As long as the political taboo on raising taxes endures, the service will be in financial peril. 

It has long been clear that the NHS is in financial ill-health. But today's figures, conveniently delayed until after the Conservative conference, are still stunningly bad. The service ran a deficit of £930m between April and June (greater than the £820m recorded for the whole of the 2014/15 financial year) and is on course for a shortfall of at least £2bn this year - its worst position for a generation. 

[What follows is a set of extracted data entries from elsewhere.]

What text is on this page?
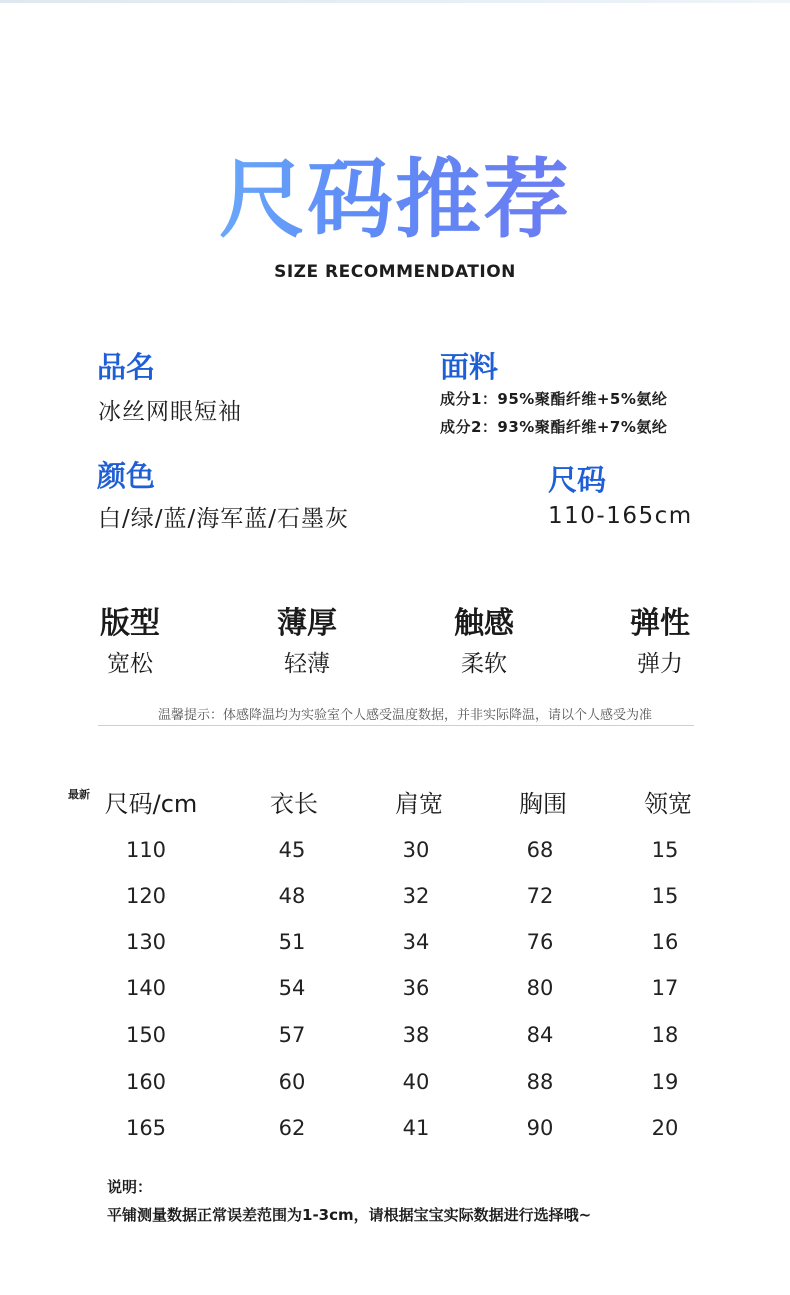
尺码推荐
SIZE RECOMMENDATION
品名
冰丝网眼短袖
面料
成分1：95%聚酯纤维+5%氨纶
成分2：93%聚酯纤维+7%氨纶
颜色
白/绿/蓝/海军蓝/石墨灰
尺码
110-165cm
版型
宽松
薄厚
轻薄
触感
柔软
弹性
弹力
温馨提示：体感降温均为实验室个人感受温度数据，并非实际降温，请以个人感受为准
最新 尺码/cm	衣长	肩宽	胸围	领宽
110	45	30	68	15
120	48	32	72	15
130	51	34	76	16
140	54	36	80	17
150	57	38	84	18
160	60	40	88	19
165	62	41	90	20
说明：
平铺测量数据正常误差范围为1-3cm，请根据宝宝实际数据进行选择哦~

Though often described as having been shielded from austerity, owing to its ring-fenced budget, the NHS is enduring the toughest spending settlement in its history. Since 1950, health spending has grown at an average annual rate of 4 per cent, but over the last parliament it rose by just 0.5 per cent. An ageing population, rising treatment costs and the social care crisis all mean that the NHS has to run merely to stand still. The Tories have pledged to provide £10bn more for the service but this still leaves £20bn of efficiency savings required. 

Speculation is now turning to whether George Osborne will provide an emergency injection of funds in the Autumn Statement on 25 November. But the long-term question is whether anyone is prepared to offer a sustainable solution to the crisis. Health experts argue that only a rise in general taxation (income tax, VAT, national insurance), patient charges or a hypothecated "health tax" will secure the future of a universal, high-quality service. But the political taboo against increasing taxes on all but the richest means no politician has ventured into this territory. Shadow health secretary Heidi Alexander has today called for the government to "find money urgently to get through the coming winter months". But the bigger question is whether, under Jeremy Corbyn, Labour is prepared to go beyond sticking-plaster solutions. 

George Eaton is political editor of the New Statesman.